For one thing, we never leave on a trip without checking the weather.  If it looks like it is going to be ugly, we stay home, or at least give ourselves a couple of options to hike out early.  Yet we hear from people every week who are planning a trip in March, April, May...Yikes!  Those months are sure to include a few snowstorms down below 6,000 feet, and sometimes much lower.  We don't tackle long trips before the middle of June just for this reason.  And even in July and August the weather can be nasty in the SIerra, at least in the afternoons.  That's why we always make sure we have a place to stop before the afternoon thunderstorm kick in--and one that is well below tree line, off the high passes.  That's part of good planning. 
So it taking enough food and warm enough clothing.  There is no better way to be unhappy in the backcountry than being hungry and cold.

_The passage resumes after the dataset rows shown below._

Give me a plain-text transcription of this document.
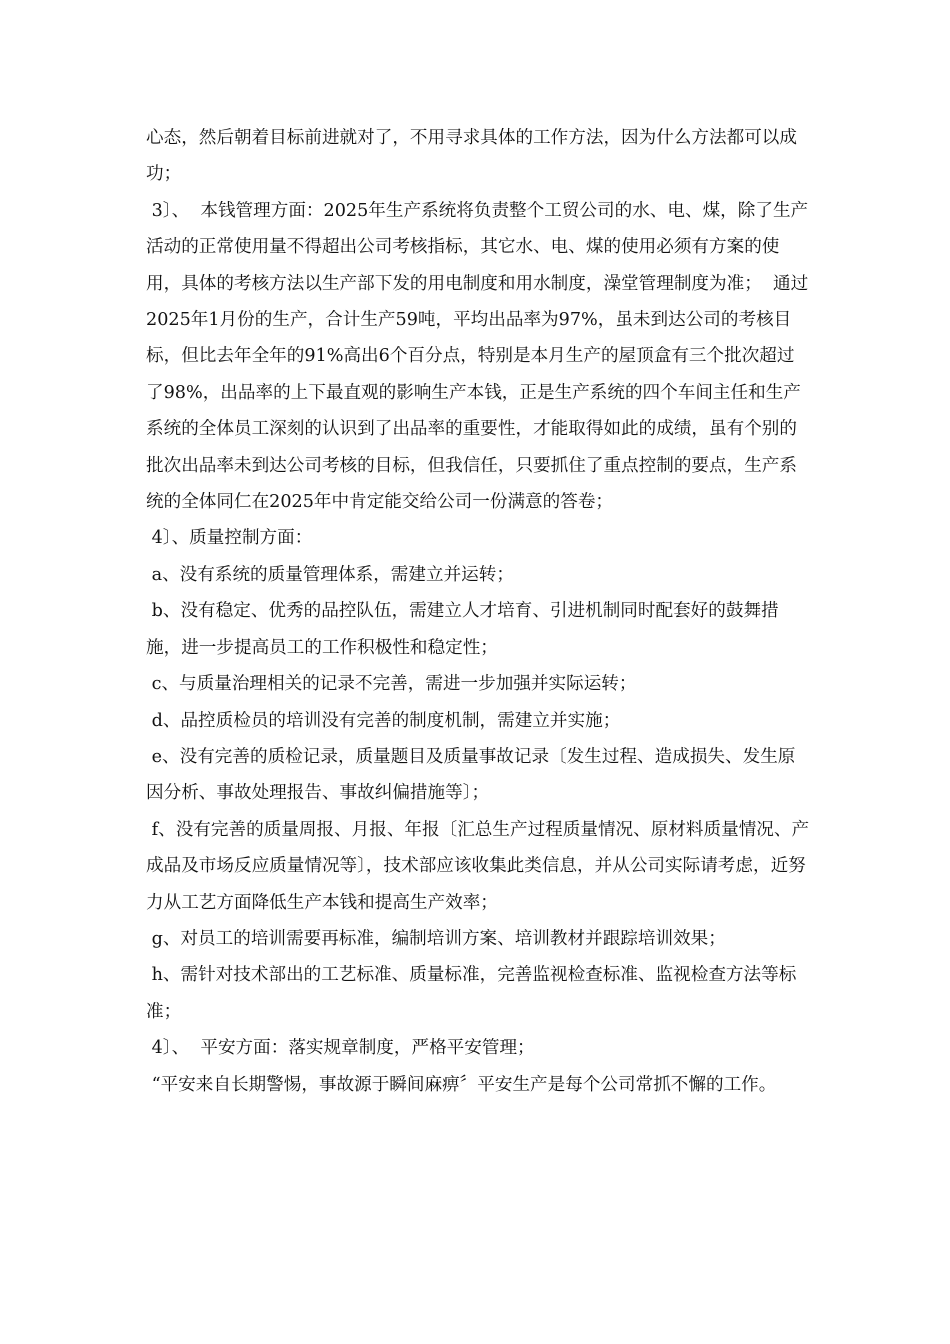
心态，然后朝着目标前进就对了，不用寻求具体的工作方法，因为什么方法都可以成功；

3〕、  本钱管理方面：2025年生产系统将负责整个工贸公司的水、电、煤，除了生产活动的正常使用量不得超出公司考核指标，其它水、电、煤的使用必须有方案的使用，具体的考核方法以生产部下发的用电制度和用水制度，澡堂管理制度为准；  通过2025年1月份的生产，合计生产59吨，平均出品率为97%，虽未到达公司的考核目标，但比去年全年的91%高出6个百分点，特别是本月生产的屋顶盒有三个批次超过了98%，出品率的上下最直观的影响生产本钱，正是生产系统的四个车间主任和生产系统的全体员工深刻的认识到了出品率的重要性，才能取得如此的成绩，虽有个别的批次出品率未到达公司考核的目标，但我信任，只要抓住了重点控制的要点，生产系统的全体同仁在2025年中肯定能交给公司一份满意的答卷；

4〕、质量控制方面：

a、没有系统的质量管理体系，需建立并运转；

b、没有稳定、优秀的品控队伍，需建立人才培育、引进机制同时配套好的鼓舞措施，进一步提高员工的工作积极性和稳定性；

c、与质量治理相关的记录不完善，需进一步加强并实际运转；

d、品控质检员的培训没有完善的制度机制，需建立并实施；

e、没有完善的质检记录，质量题目及质量事故记录〔发生过程、造成损失、发生原因分析、事故处理报告、事故纠偏措施等〕；

f、没有完善的质量周报、月报、年报〔汇总生产过程质量情况、原材料质量情况、产成品及市场反应质量情况等〕，技术部应该收集此类信息，并从公司实际请考虑，近努力从工艺方面降低生产本钱和提高生产效率；

g、对员工的培训需要再标准，编制培训方案、培训教材并跟踪培训效果；

h、需针对技术部出的工艺标准、质量标准，完善监视检查标准、监视检查方法等标准；

4〕、  平安方面：落实规章制度，严格平安管理；

“平安来自长期警惕，事故源于瞬间麻痹〞平安生产是每个公司常抓不懈的工作。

And while we're at it, make sure your daily hikes have enough water sources to keep you well hydrated.  We don't really mind getting into camp with an extra liter of water--but we absolutely hate running out of water on the trail.  So we plan ahead, and make sure that we have enough to get to our next stream or lake.
Speaking of streams, we never force ourselves to cross a rushing stream or icy snowfield if we are not comfortable doing it.  There's alway s another way...even if it means just turning around, or taking another route.  We didn't cross the stream below, for obvious reasons, but we did have a great trip!  
I think you can see why.©http://backpackthesierra.com
All part of planning ahead so that the trip is fun.
So what do they worry about?  Bears...of course.  And also how many miles they are going to hike each day.  Many people think that since they can manage a ten mile dayhike without much trouble (and at sea level sometimes!) that they should be able to manage the same miles backpacking.  We don't think so.  Hiking up and down the Sierra with backpack on is a lot more work--we are always surprised at how easy dayhikes seem after a summer of backpacking--and hiking at 10,000 feet is a lot different that at sea level, or even 3,000 feet. 
From the shore of Dorothy Lake, where we pumped water. ©http://backpackthesierra.com
We don't worry much about bears.  We've never had a problem, because we always use a bear can, and don't camp where a lot of other people camp.  And we know that hiking in the Sierra is something that shouldn't be rushed.  We figure on 6-8 miles per day, although we've done 15.  Part of the plan is keeping that open each day, and taking the hike as it comes, depending on how we feel.
And when we find a nice lake, sometimes we stop and rest, or camp, even though it wasn't part of the plan. 
But you can only do that if you plan ahead, and know that you've got options.  Options, and planning are the cure for anxiety on the trail.